Het meest opvallende voorbeeld is Geert Wilders zelf. Hij sprak in het verleden schande van wachtgeld, maar zijn eigen partijgenoten profiteren er nu volop van. Het roept de vraag op hoe geloofwaardig die kritiek is.
Democratie en vertrouwen
Het gaat bij dit onderwerp niet alleen om geld, maar ook om vertrouwen. Burgers zien dat politici zichzelf betere regelingen geven dan gewone mensen, en dat voelt oneerlijk. Dat kan het vertrouwen in de politiek verder ondermijnen.

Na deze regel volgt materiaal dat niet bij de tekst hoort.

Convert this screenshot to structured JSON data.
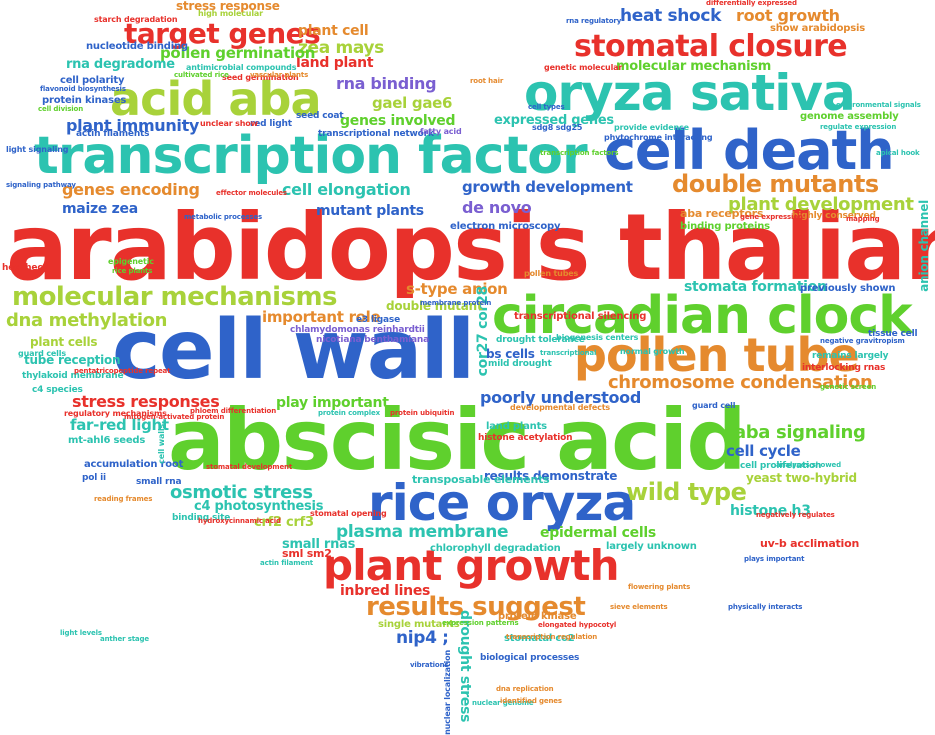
{
  "colors": {
    "red": "#e8312b",
    "green": "#5fd02d",
    "blue": "#2f63c9",
    "orange": "#e58a2e",
    "teal": "#2cc3b0",
    "lime": "#a8d23a",
    "violet": "#7a5fd1",
    "gray": "#9aa0a6"
  },
  "words": [
    {
      "text": "arabidopsis thaliana",
      "size": 92,
      "color": "red"
    },
    {
      "text": "abscisic acid",
      "size": 84,
      "color": "green"
    },
    {
      "text": "cell wall",
      "size": 82,
      "color": "blue"
    },
    {
      "text": "transcription factor",
      "size": 52,
      "color": "teal"
    },
    {
      "text": "cell death",
      "size": 54,
      "color": "blue"
    },
    {
      "text": "circadian clock",
      "size": 52,
      "color": "green"
    },
    {
      "text": "oryza sativa",
      "size": 50,
      "color": "teal"
    },
    {
      "text": "rice oryza",
      "size": 50,
      "color": "blue"
    },
    {
      "text": "pollen tube",
      "size": 46,
      "color": "orange"
    },
    {
      "text": "plant growth",
      "size": 42,
      "color": "red"
    },
    {
      "text": "acid aba",
      "size": 46,
      "color": "lime"
    },
    {
      "text": "stomatal closure",
      "size": 30,
      "color": "red"
    },
    {
      "text": "target genes",
      "size": 28,
      "color": "red"
    },
    {
      "text": "molecular mechanisms",
      "size": 26,
      "color": "lime"
    },
    {
      "text": "double mutants",
      "size": 24,
      "color": "orange"
    },
    {
      "text": "results suggest",
      "size": 26,
      "color": "orange"
    },
    {
      "text": "wild type",
      "size": 24,
      "color": "lime"
    },
    {
      "text": "chromosome condensation",
      "size": 18,
      "color": "orange"
    },
    {
      "text": "dna methylation",
      "size": 18,
      "color": "lime"
    },
    {
      "text": "osmotic stress",
      "size": 18,
      "color": "teal"
    },
    {
      "text": "plasma membrane",
      "size": 17,
      "color": "teal"
    },
    {
      "text": "aba signaling",
      "size": 18,
      "color": "green"
    },
    {
      "text": "plant development",
      "size": 18,
      "color": "lime"
    },
    {
      "text": "stress responses",
      "size": 16,
      "color": "red"
    },
    {
      "text": "genes encoding",
      "size": 16,
      "color": "orange"
    },
    {
      "text": "heat shock",
      "size": 17,
      "color": "blue"
    },
    {
      "text": "root growth",
      "size": 16,
      "color": "orange"
    },
    {
      "text": "zea mays",
      "size": 17,
      "color": "lime"
    },
    {
      "text": "plant cell",
      "size": 14,
      "color": "orange"
    },
    {
      "text": "land plant",
      "size": 14,
      "color": "red"
    },
    {
      "text": "pollen germination",
      "size": 15,
      "color": "green"
    },
    {
      "text": "rna binding",
      "size": 16,
      "color": "violet"
    },
    {
      "text": "gael gae6",
      "size": 15,
      "color": "lime"
    },
    {
      "text": "genes involved",
      "size": 14,
      "color": "green"
    },
    {
      "text": "plant immunity",
      "size": 16,
      "color": "blue"
    },
    {
      "text": "cell elongation",
      "size": 16,
      "color": "teal"
    },
    {
      "text": "growth development",
      "size": 15,
      "color": "blue"
    },
    {
      "text": "de novo",
      "size": 16,
      "color": "violet"
    },
    {
      "text": "mutant plants",
      "size": 14,
      "color": "blue"
    },
    {
      "text": "maize zea",
      "size": 14,
      "color": "blue"
    },
    {
      "text": "important role",
      "size": 15,
      "color": "orange"
    },
    {
      "text": "s-type anion",
      "size": 15,
      "color": "orange"
    },
    {
      "text": "stomata formation",
      "size": 14,
      "color": "teal"
    },
    {
      "text": "poorly understood",
      "size": 16,
      "color": "blue"
    },
    {
      "text": "play important",
      "size": 14,
      "color": "green"
    },
    {
      "text": "far-red light",
      "size": 15,
      "color": "teal"
    },
    {
      "text": "cell cycle",
      "size": 15,
      "color": "blue"
    },
    {
      "text": "histone h3",
      "size": 14,
      "color": "teal"
    },
    {
      "text": "epidermal cells",
      "size": 14,
      "color": "green"
    },
    {
      "text": "small rnas",
      "size": 13,
      "color": "teal"
    },
    {
      "text": "crf2 crf3",
      "size": 13,
      "color": "lime"
    },
    {
      "text": "c4 photosynthesis",
      "size": 13,
      "color": "teal"
    },
    {
      "text": "inbred lines",
      "size": 14,
      "color": "red"
    },
    {
      "text": "nip4 ;",
      "size": 17,
      "color": "blue"
    },
    {
      "text": "drought stress",
      "size": 14,
      "color": "teal"
    },
    {
      "text": "rna degradome",
      "size": 13,
      "color": "teal"
    },
    {
      "text": "molecular mechanism",
      "size": 13,
      "color": "green"
    },
    {
      "text": "expressed genes",
      "size": 13,
      "color": "teal"
    },
    {
      "text": "stress response",
      "size": 12,
      "color": "orange"
    },
    {
      "text": "cor27 cor28",
      "size": 14,
      "color": "teal"
    },
    {
      "text": "yeast two-hybrid",
      "size": 12,
      "color": "lime"
    },
    {
      "text": "tube reception",
      "size": 12,
      "color": "teal"
    },
    {
      "text": "plant cells",
      "size": 12,
      "color": "lime"
    },
    {
      "text": "bs cells",
      "size": 12,
      "color": "blue"
    },
    {
      "text": "results demonstrate",
      "size": 12,
      "color": "blue"
    },
    {
      "text": "transposable elements",
      "size": 11,
      "color": "teal"
    },
    {
      "text": "double mutant",
      "size": 12,
      "color": "lime"
    },
    {
      "text": "uv-b acclimation",
      "size": 11,
      "color": "red"
    },
    {
      "text": "sml sm2",
      "size": 11,
      "color": "red"
    },
    {
      "text": "anion channel",
      "size": 12,
      "color": "teal"
    },
    {
      "text": "nucleotide binding",
      "size": 10,
      "color": "blue"
    },
    {
      "text": "cell polarity",
      "size": 10,
      "color": "blue"
    },
    {
      "text": "protein kinases",
      "size": 10,
      "color": "blue"
    },
    {
      "text": "genome assembly",
      "size": 10,
      "color": "green"
    },
    {
      "text": "electron microscopy",
      "size": 10,
      "color": "blue"
    },
    {
      "text": "binding proteins",
      "size": 10,
      "color": "green"
    },
    {
      "text": "aba receptors",
      "size": 11,
      "color": "orange"
    },
    {
      "text": "chlamydomonas reinhardtii",
      "size": 9,
      "color": "violet"
    },
    {
      "text": "transcriptional silencing",
      "size": 10,
      "color": "red"
    },
    {
      "text": "previously shown",
      "size": 10,
      "color": "blue"
    },
    {
      "text": "largely unknown",
      "size": 10,
      "color": "teal"
    },
    {
      "text": "chlorophyll degradation",
      "size": 10,
      "color": "teal"
    },
    {
      "text": "mt-ahl6 seeds",
      "size": 10,
      "color": "teal"
    },
    {
      "text": "accumulation root",
      "size": 10,
      "color": "blue"
    },
    {
      "text": "stomatal co2",
      "size": 10,
      "color": "teal"
    },
    {
      "text": "protein kinase",
      "size": 10,
      "color": "orange"
    },
    {
      "text": "single mutants",
      "size": 10,
      "color": "lime"
    },
    {
      "text": "biological processes",
      "size": 9,
      "color": "blue"
    },
    {
      "text": "show arabidopsis",
      "size": 10,
      "color": "orange"
    },
    {
      "text": "histone acetylation",
      "size": 9,
      "color": "red"
    },
    {
      "text": "land plants",
      "size": 10,
      "color": "teal"
    },
    {
      "text": "thylakoid membrane",
      "size": 9,
      "color": "teal"
    },
    {
      "text": "c4 species",
      "size": 9,
      "color": "teal"
    },
    {
      "text": "guard cells",
      "size": 9,
      "color": "teal"
    },
    {
      "text": "binding site",
      "size": 9,
      "color": "teal"
    },
    {
      "text": "transcriptional network",
      "size": 9,
      "color": "blue"
    },
    {
      "text": "seed coat",
      "size": 9,
      "color": "blue"
    },
    {
      "text": "red light",
      "size": 9,
      "color": "blue"
    },
    {
      "text": "actin filaments",
      "size": 9,
      "color": "blue"
    },
    {
      "text": "nicotiana benthamiana",
      "size": 9,
      "color": "violet"
    },
    {
      "text": "mild drought",
      "size": 9,
      "color": "teal"
    },
    {
      "text": "drought tolerance",
      "size": 9,
      "color": "teal"
    },
    {
      "text": "e3 ligase",
      "size": 9,
      "color": "blue"
    },
    {
      "text": "interlocking rnas",
      "size": 9,
      "color": "red"
    },
    {
      "text": "remains largely",
      "size": 9,
      "color": "teal"
    },
    {
      "text": "tissue cell",
      "size": 9,
      "color": "blue"
    },
    {
      "text": "cell proliferation",
      "size": 9,
      "color": "teal"
    },
    {
      "text": "highly conserved",
      "size": 9,
      "color": "orange"
    },
    {
      "text": "light signaling",
      "size": 8,
      "color": "blue"
    },
    {
      "text": "hecl hec2",
      "size": 9,
      "color": "red"
    },
    {
      "text": "pol ii",
      "size": 9,
      "color": "blue"
    },
    {
      "text": "small rna",
      "size": 9,
      "color": "blue"
    },
    {
      "text": "stomatal opening",
      "size": 8,
      "color": "red"
    },
    {
      "text": "sdg8 sdg25",
      "size": 8,
      "color": "blue"
    },
    {
      "text": "phytochrome interacting",
      "size": 8,
      "color": "blue"
    },
    {
      "text": "provide evidence",
      "size": 8,
      "color": "teal"
    },
    {
      "text": "regulatory mechanisms",
      "size": 8,
      "color": "red"
    },
    {
      "text": "genetic molecular",
      "size": 8,
      "color": "red"
    },
    {
      "text": "antimicrobial compounds",
      "size": 8,
      "color": "teal"
    },
    {
      "text": "high molecular",
      "size": 8,
      "color": "lime"
    },
    {
      "text": "starch degradation",
      "size": 8,
      "color": "red"
    },
    {
      "text": "pollen tubes",
      "size": 8,
      "color": "orange"
    },
    {
      "text": "nuclear localization",
      "size": 8,
      "color": "blue"
    },
    {
      "text": "biogenesis centers",
      "size": 8,
      "color": "teal"
    },
    {
      "text": "developmental defects",
      "size": 8,
      "color": "orange"
    },
    {
      "text": "normal growth",
      "size": 8,
      "color": "teal"
    },
    {
      "text": "guard cell",
      "size": 8,
      "color": "blue"
    },
    {
      "text": "epigenetic",
      "size": 8,
      "color": "green"
    },
    {
      "text": "cell walls",
      "size": 8,
      "color": "teal"
    },
    {
      "text": "seed germination",
      "size": 8,
      "color": "red"
    },
    {
      "text": "unclear show",
      "size": 8,
      "color": "red"
    },
    {
      "text": "fatty acid",
      "size": 8,
      "color": "violet"
    },
    {
      "text": "mitogen-activated protein",
      "size": 7,
      "color": "red"
    },
    {
      "text": "stomatal development",
      "size": 7,
      "color": "red"
    },
    {
      "text": "root hair",
      "size": 7,
      "color": "orange"
    },
    {
      "text": "vascular plants",
      "size": 7,
      "color": "orange"
    },
    {
      "text": "differentially expressed",
      "size": 7,
      "color": "red"
    },
    {
      "text": "rna regulatory",
      "size": 7,
      "color": "blue"
    },
    {
      "text": "signaling pathway",
      "size": 7,
      "color": "blue"
    },
    {
      "text": "transcription factors",
      "size": 7,
      "color": "green"
    },
    {
      "text": "protein complex",
      "size": 7,
      "color": "teal"
    },
    {
      "text": "gene expression",
      "size": 7,
      "color": "red"
    },
    {
      "text": "negative gravitropism",
      "size": 7,
      "color": "blue"
    },
    {
      "text": "genetic screen",
      "size": 7,
      "color": "green"
    },
    {
      "text": "expression patterns",
      "size": 7,
      "color": "green"
    },
    {
      "text": "sieve elements",
      "size": 7,
      "color": "orange"
    },
    {
      "text": "flowering plants",
      "size": 7,
      "color": "orange"
    },
    {
      "text": "dna replication",
      "size": 7,
      "color": "orange"
    },
    {
      "text": "nuclear genome",
      "size": 7,
      "color": "teal"
    },
    {
      "text": "identified genes",
      "size": 7,
      "color": "orange"
    },
    {
      "text": "vibrations",
      "size": 7,
      "color": "blue"
    },
    {
      "text": "apical hook",
      "size": 7,
      "color": "teal"
    },
    {
      "text": "regulate expression",
      "size": 7,
      "color": "teal"
    },
    {
      "text": "environmental signals",
      "size": 7,
      "color": "teal"
    },
    {
      "text": "membrane protein",
      "size": 7,
      "color": "blue"
    },
    {
      "text": "phloem differentiation",
      "size": 7,
      "color": "red"
    },
    {
      "text": "pentatricopeptide repeat",
      "size": 7,
      "color": "red"
    },
    {
      "text": "hydroxycinnamic acid",
      "size": 7,
      "color": "red"
    },
    {
      "text": "transcription regulation",
      "size": 7,
      "color": "orange"
    },
    {
      "text": "elongated hypocotyl",
      "size": 7,
      "color": "red"
    },
    {
      "text": "physically interacts",
      "size": 7,
      "color": "blue"
    },
    {
      "text": "mapping",
      "size": 7,
      "color": "red"
    },
    {
      "text": "actin filament",
      "size": 7,
      "color": "teal"
    },
    {
      "text": "plays important",
      "size": 7,
      "color": "blue"
    },
    {
      "text": "analyses showed",
      "size": 7,
      "color": "teal"
    },
    {
      "text": "negatively regulates",
      "size": 7,
      "color": "red"
    },
    {
      "text": "protein ubiquitin",
      "size": 7,
      "color": "red"
    },
    {
      "text": "reading frames",
      "size": 7,
      "color": "orange"
    },
    {
      "text": "light levels",
      "size": 7,
      "color": "teal"
    },
    {
      "text": "anther stage",
      "size": 7,
      "color": "teal"
    },
    {
      "text": "cell division",
      "size": 7,
      "color": "green"
    },
    {
      "text": "flavonoid biosynthesis",
      "size": 7,
      "color": "blue"
    },
    {
      "text": "metabolic processes",
      "size": 7,
      "color": "blue"
    },
    {
      "text": "transcriptional",
      "size": 7,
      "color": "teal"
    },
    {
      "text": "effector molecules",
      "size": 7,
      "color": "red"
    },
    {
      "text": "rice plants",
      "size": 7,
      "color": "green"
    },
    {
      "text": "cultivated rice",
      "size": 7,
      "color": "green"
    },
    {
      "text": "cell types",
      "size": 7,
      "color": "blue"
    },
    {
      "text": "binding domain",
      "size": 7,
      "color": "orange"
    }
  ]
}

Aan de andere kant is er ook een punt te maken voor stabiliteit. Zonder een goede regeling zou de politiek misschien nog minder aantrekkelijk zijn, met het risico dat er nog minder geschikte mensen beschikbaar zijn.
Verkiezingen in zicht
Hoe je er ook naar kijkt: feit is dat we nu miljoenen euro’s kwijt zijn aan elf oud-bewindslieden die nog minstens twee jaar financieel verzorgd worden. Dat voelt zuur, zeker als je zelf hard moet werken voor de huur of de boodschappen.
Op 29 oktober mogen we opnieuw naar de stembus. Dan is het aan de kiezer om te bepalen wie er straks weer op die stoelen komen, en wie er na verloop van tijd opnieuw wachtgeld zullen ontvangen.